‘4x game’ versus ‘Space Game’

stellaris 7 - '4x game' versus 'Space Game'

Now I know Stellaris just from 1.9 to 2.2 is a totally different experience, so I'm not gonna say Stellaris will never be the game I'd truly want. But I've heard many times the PDX team set out to create a '4X game' instead of a ''space game' Well, I want to ask, waht the heck would a space game be divorced from 4x tropes?

Like….the game I would want would have way WAY less control over society . In anything resembling a free society, buildings would be built at random. You go to Mars and past the initial colony setup, people would build social infrastructure like bars and holo-theaters and temples, over time, sorta like factories in Victoria.

And you would NOT go for habitable planets, because well, without technology to overcome biochemical barriers, you're colonists would asphyxiate or their germs would cause mass extinctions. Optimal route would be to build research stations over habitable planets and build orbital habitats and asteroid colonies.

And the timescale is all wrong. It should be 12 month turns for a year or maybe 52 week turns for a year. That way instead of a 200 year time scale, which is nothing in galactic colonization, it would take those 200 years and make it into 1400, which makes more sense in the time scales. And it would be the same number of turns.

The first part of the game would be almost entirely set in your home system with various other nation state factions, all colonizing your home system, and occasionally sending probes and such to nearby stars at subliminal speed. In the first part of the game, you're goal is to wrangle your competitors and unruly, Independence seeking colonists, all with different ethics and government types.
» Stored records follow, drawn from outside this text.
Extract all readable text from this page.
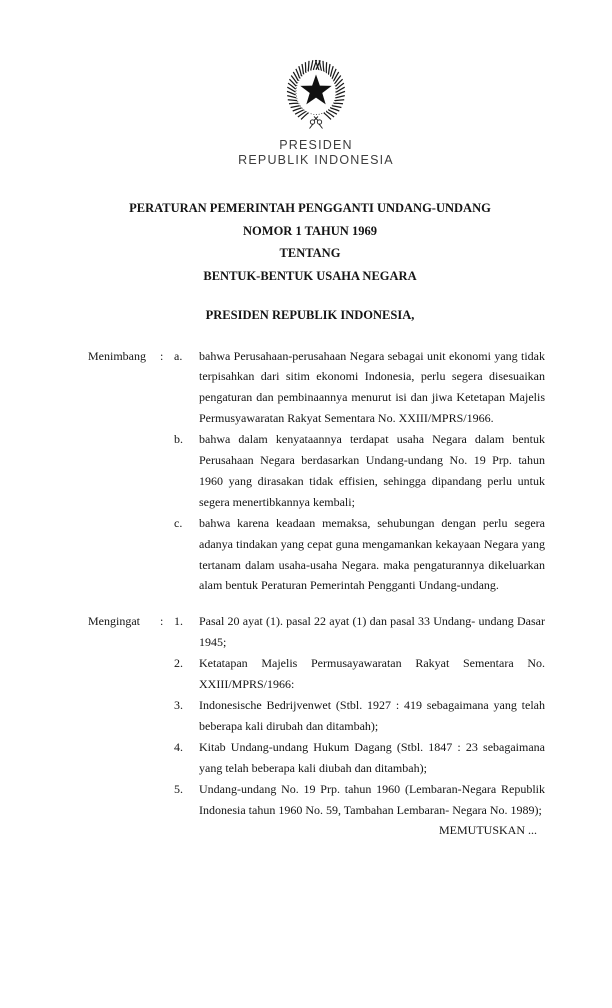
PRESIDEN
REPUBLIK INDONESIA
PERATURAN PEMERINTAH PENGGANTI UNDANG-UNDANG
NOMOR 1 TAHUN 1969
TENTANG
BENTUK-BENTUK USAHA NEGARA
PRESIDEN REPUBLIK INDONESIA,
Menimbang	: a.	bahwa Perusahaan-perusahaan Negara sebagai unit ekonomi yang tidak terpisahkan dari sitim ekonomi Indonesia, perlu segera disesuaikan pengaturan dan pembinaannya menurut isi dan jiwa Ketetapan Majelis Permusyawaratan Rakyat Sementara No. XXIII/MPRS/1966.
b.	bahwa dalam kenyataannya terdapat usaha Negara dalam bentuk Perusahaan Negara berdasarkan Undang-undang No. 19 Prp. tahun 1960 yang dirasakan tidak effisien, sehingga dipandang perlu untuk segera menertibkannya kembali;
c.	bahwa karena keadaan memaksa, sehubungan dengan perlu segera adanya tindakan yang cepat guna mengamankan kekayaan Negara yang tertanam dalam usaha-usaha Negara. maka pengaturannya dikeluarkan alam bentuk Peraturan Pemerintah Pengganti Undang-undang.
Mengingat	: 1.	Pasal 20 ayat (1). pasal 22 ayat (1) dan pasal 33 Undang- undang Dasar 1945;
2.	Ketatapan Majelis Permusayawaratan Rakyat Sementara No. XXIII/MPRS/1966:
3.	Indonesische Bedrijvenwet (Stbl. 1927 : 419 sebagaimana yang telah beberapa kali dirubah dan ditambah);
4.	Kitab Undang-undang Hukum Dagang (Stbl. 1847 : 23 sebagaimana yang telah beberapa kali diubah dan ditambah);
5.	Undang-undang No. 19 Prp. tahun 1960 (Lembaran-Negara Republik Indonesia tahun 1960 No. 59, Tambahan Lembaran- Negara No. 1989);
MEMUTUSKAN ...
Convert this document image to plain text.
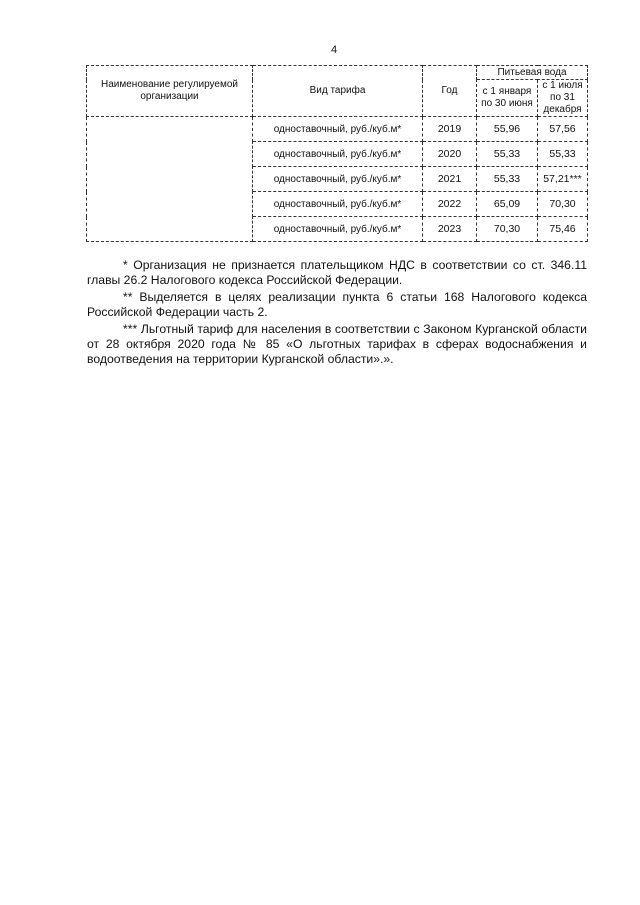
4
Наименование регулируемой организации	Вид тарифа	Год	Питьевая вода	
			с 1 января по 30 июня	с 1 июля по 31 декабря
	одноставочный, руб./куб.м*	2019	55,96	57,56
	одноставочный, руб./куб.м*	2020	55,33	55,33
	одноставочный, руб./куб.м*	2021	55,33	57,21***
	одноставочный, руб./куб.м*	2022	65,09	70,30
	одноставочный, руб./куб.м*	2023	70,30	75,46

* Организация не признается плательщиком НДС в соответствии со ст. 346.11 главы 26.2 Налогового кодекса Российской Федерации.

** Выделяется в целях реализации пункта 6 статьи 168 Налогового кодекса Российской Федерации часть 2.

*** Льготный тариф для населения в соответствии с Законом Курганской области от 28 октября 2020 года № 85 «О льготных тарифах в сферах водоснабжения и водоотведения на территории Курганской области».».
Reason for this I think the Fallen Empires with but a few systems is actually a sound idea, but there needs to be a mechanic reason to support that, in that most empires are going to play tall economically and a have a core of systems they actually develop, and other far less profitable systems they hold onto for strategic reasons. At least in the first part of the game, the setup is very very hard sci fi, and continues steadily into into science fantasy/Clarketech as the game progresses.


You'd also have to be very VERY worried about controlling population growth. Pops have a shelf life like leaders, so they slowly die off. The thing is, while you can support a population of trillions (population, not pops) if you don't keep the growth rate down and decreasing as you go on, you will run into a Malthusian bottleneck and experience a population crash. You can go from thriving to apocalypse in three generations. Fortunately, unless you do something rash, the issue most empires have is getting their pops to have enough children to replace them. Clones have integration problems, aliens bring with them disease and and xenophobe attraction like you wouldn't believe, uplifted animals can sour on their uplifters, and left on it's own, the pops that do propagate are authoritarians and fanatic spiritualists. Materialists tend to die off over time, although with life extension that tends to balance out. That is for K species like humans. R species are simpler to play because without much family structure instinct, population controls can enacted with far less blowback.

Invasions of of other empires will be VERY hard until the late game. People mostly expand to A: protect primitives or B, get strategic resources that cannot be found elsewhere: black holes Nuetron Stars, minable dark matter, antimatter. And even with primitives, you don't need to claim a system, only build an observation post and they are under your protections.Economic victory is mostly about getting to the point where you can trade regularly with your neighbors

Would that be more of a space game? Cause it'd have harder sci fi and exploiting is a double edged sword and population is absolutely a doubled edged sword?